News & Events

Pennsylvania DEP Releases Evaluation of Air Quality Program

Tuesday, April 28, 2009

HARRISBURG, Pa., April 27 /PRNewswire-USNewswire/ -- Pennsylvania has made great strides in improving air quality to levels that protect the public's health in most of the state, according to a Department of Environmental Protection report released today.

"This report shows we are doing a better job of protecting the public's health and the environment by reducing harmful pollutants and emissions such as nitrogen oxides, sulfur dioxide, ground-level ozone, particulate matter and carbon monoxide," said DEP Secretary John Hanger. "But as much progress as we have made, there is still more work that needs to be done."

DEP's Air Quality Program regulates more than 70,000 inspection points such as pollution control devices, boilers, fuels and paints at 3,650 facilities that produce air pollution in Pennsylvania. The previous Air Quality Program evaluation, as required by the Air Pollution Control Act, was issued in November 2002.
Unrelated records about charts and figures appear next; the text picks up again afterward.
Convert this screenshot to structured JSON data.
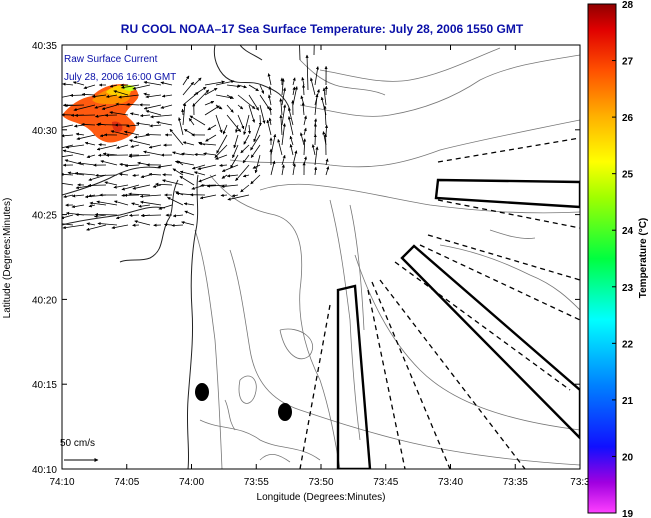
{
  "title": "RU COOL  NOAA–17  Sea Surface Temperature:  July 28, 2006 1550 GMT",
  "legend_overlay": {
    "line1": "Raw Surface Current",
    "line2": "July 28, 2006 16:00 GMT"
  },
  "axes": {
    "xlabel": "Longitude (Degrees:Minutes)",
    "ylabel": "Latitude (Degrees:Minutes)",
    "x_ticks": [
      "74:10",
      "74:05",
      "74:00",
      "73:55",
      "73:50",
      "73:45",
      "73:40",
      "73:35",
      "73:3"
    ],
    "y_ticks": [
      "40:35",
      "40:30",
      "40:25",
      "40:20",
      "40:15",
      "40:10"
    ]
  },
  "scale": {
    "label": "50 cm/s"
  },
  "colorbar": {
    "label": "Temperature (°C)",
    "ticks": [
      "28",
      "27",
      "26",
      "25",
      "24",
      "23",
      "22",
      "21",
      "20",
      "19"
    ],
    "min": 19,
    "max": 28
  }
}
Hanger cited the Clean Air Interstate Rule, or CAIR, a program designed to lessen the interstate transportation of emissions from electric generating stations, as being a major force in reducing the amounts of nitrogen oxide and sulfur dioxide emissions. The U.S. Environmental Protection Agency (EPA) estimates that by 2010, CAIR will reduce those emissions by 44 percent and 71 percent respectively.
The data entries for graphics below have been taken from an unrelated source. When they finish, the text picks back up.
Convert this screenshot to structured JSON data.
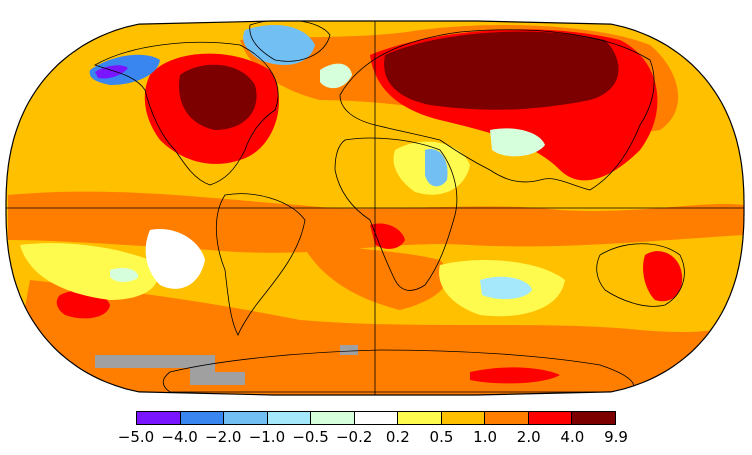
{
  "map": {
    "projection": "Robinson",
    "grid_lines": [
      "equator",
      "prime-meridian"
    ],
    "missing_data_color": "#a0a0a0"
  },
  "legend": {
    "bins": [
      {
        "color": "#7a16ff"
      },
      {
        "color": "#3a86f0"
      },
      {
        "color": "#72bff4"
      },
      {
        "color": "#a5e8fb"
      },
      {
        "color": "#d6ffdb"
      },
      {
        "color": "#ffffff"
      },
      {
        "color": "#fffb4e"
      },
      {
        "color": "#ffc000"
      },
      {
        "color": "#ff7e00"
      },
      {
        "color": "#ff0000"
      },
      {
        "color": "#7d0000"
      }
    ],
    "tick_labels": [
      "−5.0",
      "−4.0",
      "−2.0",
      "−1.0",
      "−0.5",
      "−0.2",
      "0.2",
      "0.5",
      "1.0",
      "2.0",
      "4.0",
      "9.9"
    ]
  }
}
The department has also recorded a significant reduction in emissions from industrial sources of air pollution in Pennsylvania in the 2002 - 2007 period. Major industrial sources of air pollution have reduced emissions of nitrogen oxides by 35,331 tons; volatile organic matter by 7,735 tons; particulate matter by 4,212 tons; and carbon monoxide by 16,102 tons.

Ground-level ozone and fine particulate matter remain concerns in parts of the commonwealth. Ozone is a key component in smog and is a human health threat especially to children, the elderly and people with respiratory illnesses. Fine particulate matter, microscopic particles that can cause serious health problems by lodging deep in the lungs, is also a concern.

"We have made great strides achieving attainment status for counties according to EPA's 1997 standards for eight-hour ozone and fine particulate matter," said Hanger. "But recent actions by EPA have made those standards even more stringent."

In most areas of the state, except the Philadelphia and Pittsburgh areas, Pennsylvania has attained the 8-hour ozone and particulate matter health-based standards.

"While we can be pleased with our past progress, we must make further reductions to meet the new, more stringent health standards. We look forward to continuing our successes and building upon the recommendations of this report to provide more effective air quality protection programs for the present and the future," Hanger said.